By 1887 he was running the Haymarket Theatre in the West End of London. His tenure there restored the Haymarket to its mid-Victorian prestige. While popular melodramas like Trilby anchored the repertoire, Tree also encouraged the new drama associated with Ibsen, staging such plays as Wilde's A Woman of No Importance and Maeterlinck's The Intruder. Tree also mounted critically-acclaimed productions of Hamlet and The Merry Wives of Windsor. In 1889 he produced Charles Haddon Chambers' play The Tyranny of Tears.[3]
Ten years later, he helped fund construction of His Majesty's Theatre, also in the West End. The repertory at the new theatre was at least as varied as that of the Haymarket. The theatre opened with a dramatization of Gilbert Parker's The Seats of the Mighty. Dramatizations of novels by Dickens, Tolstoy, and others formed a significant part of the offerings. Tree staged many of the verse dramas of Stephen Phillips. The classical repertory included Molière and others. But the theatre was most famous for its work with Shakespeare. Tree's productions were exceptionally profitable; they were famous, most of all, for their elaborate and often spectacular scenery and effects. In this respect, Tree continued and perfected the realistic tradition of Charles Kean. He played many of the leading roles in his own elaborate productions, which included the premiere of George Bernard Shaw's Pygmalion, in 1914. In the last decade of his career, the experimental and historical method of Poel and others made Tree's spectacles appear somewhat outdated; still, his productions remained well attended and profitable.

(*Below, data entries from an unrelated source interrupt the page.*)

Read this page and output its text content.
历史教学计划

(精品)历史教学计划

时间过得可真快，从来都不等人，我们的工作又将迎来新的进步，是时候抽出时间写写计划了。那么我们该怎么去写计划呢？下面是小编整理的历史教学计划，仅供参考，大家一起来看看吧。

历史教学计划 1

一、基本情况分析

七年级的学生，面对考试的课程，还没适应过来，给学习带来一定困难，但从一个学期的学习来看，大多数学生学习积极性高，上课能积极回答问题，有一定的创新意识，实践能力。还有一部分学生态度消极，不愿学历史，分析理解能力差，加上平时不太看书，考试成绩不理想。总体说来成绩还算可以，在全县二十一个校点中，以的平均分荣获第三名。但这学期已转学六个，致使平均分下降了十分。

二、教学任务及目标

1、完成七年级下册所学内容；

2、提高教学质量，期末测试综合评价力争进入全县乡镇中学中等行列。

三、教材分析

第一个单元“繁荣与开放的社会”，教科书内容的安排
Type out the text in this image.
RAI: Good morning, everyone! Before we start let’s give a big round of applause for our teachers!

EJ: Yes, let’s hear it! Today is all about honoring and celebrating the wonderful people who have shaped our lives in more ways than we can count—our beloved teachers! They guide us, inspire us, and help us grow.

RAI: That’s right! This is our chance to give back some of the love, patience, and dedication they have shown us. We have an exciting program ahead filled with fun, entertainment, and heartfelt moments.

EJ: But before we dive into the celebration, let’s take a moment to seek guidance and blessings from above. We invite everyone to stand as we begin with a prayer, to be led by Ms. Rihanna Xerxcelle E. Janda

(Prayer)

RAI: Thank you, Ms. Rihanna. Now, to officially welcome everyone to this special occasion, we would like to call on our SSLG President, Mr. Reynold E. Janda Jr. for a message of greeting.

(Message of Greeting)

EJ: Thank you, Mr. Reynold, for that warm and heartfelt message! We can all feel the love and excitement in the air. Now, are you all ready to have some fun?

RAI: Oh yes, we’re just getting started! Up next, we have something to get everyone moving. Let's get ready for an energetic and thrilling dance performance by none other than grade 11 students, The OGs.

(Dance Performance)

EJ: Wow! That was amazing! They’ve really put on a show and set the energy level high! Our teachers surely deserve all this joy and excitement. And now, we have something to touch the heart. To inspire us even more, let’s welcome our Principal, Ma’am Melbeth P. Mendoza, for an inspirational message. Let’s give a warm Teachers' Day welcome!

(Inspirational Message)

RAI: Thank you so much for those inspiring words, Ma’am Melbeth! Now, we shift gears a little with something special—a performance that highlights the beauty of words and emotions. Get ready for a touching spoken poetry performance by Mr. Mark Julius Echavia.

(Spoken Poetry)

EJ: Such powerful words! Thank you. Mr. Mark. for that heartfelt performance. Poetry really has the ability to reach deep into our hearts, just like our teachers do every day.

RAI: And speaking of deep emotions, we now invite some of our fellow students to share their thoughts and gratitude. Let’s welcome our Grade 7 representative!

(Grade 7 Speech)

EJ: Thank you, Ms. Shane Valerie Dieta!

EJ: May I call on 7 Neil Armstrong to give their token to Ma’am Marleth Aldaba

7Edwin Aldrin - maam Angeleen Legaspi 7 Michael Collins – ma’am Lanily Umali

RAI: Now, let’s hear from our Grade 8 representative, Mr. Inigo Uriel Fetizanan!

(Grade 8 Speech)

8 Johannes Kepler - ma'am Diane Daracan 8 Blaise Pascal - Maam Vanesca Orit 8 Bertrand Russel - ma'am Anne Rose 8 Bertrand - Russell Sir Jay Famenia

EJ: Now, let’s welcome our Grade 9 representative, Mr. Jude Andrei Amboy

As an actor, Tree was noted for his versatility. He made his name first as a character actor able to adopt widely varying styles; he continued, with liberal use of makeup, to take on a great variety of roles. He was especially noted for his attention to gesture and demeanor. Indeed, criticism of Tree often focused on what was perceived as an excessively external, superficial approach to character. Tree was tall, but his voice was thin, and he was sometimes criticized for struggling to project his voice in a manner that made his performance seem unnatural. He was perhaps most famous for roles as eccentrics such as Malvolio; in the great tragic roles he was largely overshadowed by older actors such as Henry Irving.
Tree married Helen Maud Holt (1863-1937) in 1882; she often played opposite him. Viola Tree (1884-1934) (actress), Felicity Tree (1895-1978) and Iris Tree (1897-1968) (actress and poet) were their daughters. Tree also fathered several illegitimate children with May Pinney and other mistresses, including film director Carol Reed and Peter Reed, the father of the late actor Oliver Reed.[5][6]
He was the grandfather of Hollywood screenwriter and producer Ivan Moffat and the late British actor Oliver Reed and also the great-great-grandfather of actress Georgina Moffat.
Tree directed and starred in the earliest surviving film of an excerpt from a Shakespearean play: King John in 1899. He founded the Royal Academy of Dramatic Art (RADA) in 1904 and was knighted in 1909[7]. He also starred in an early film version of Macbeth, in the 1916 film Macbeth, which is now considered a Lost film. He died in 1917 of blood clots. According to Vera Brittain he died suddenly in the arms of her friend, the novelist Winifred Holtby, then aged 19 and working as a nursing assistant at a fashionable London nursing home where Sir Herbert was recuperating from a broken leg.[8]
Tree recorded five 10" records for the Gramophone Company (afterwards HMV, couplings as E numbers) in 1906.[9]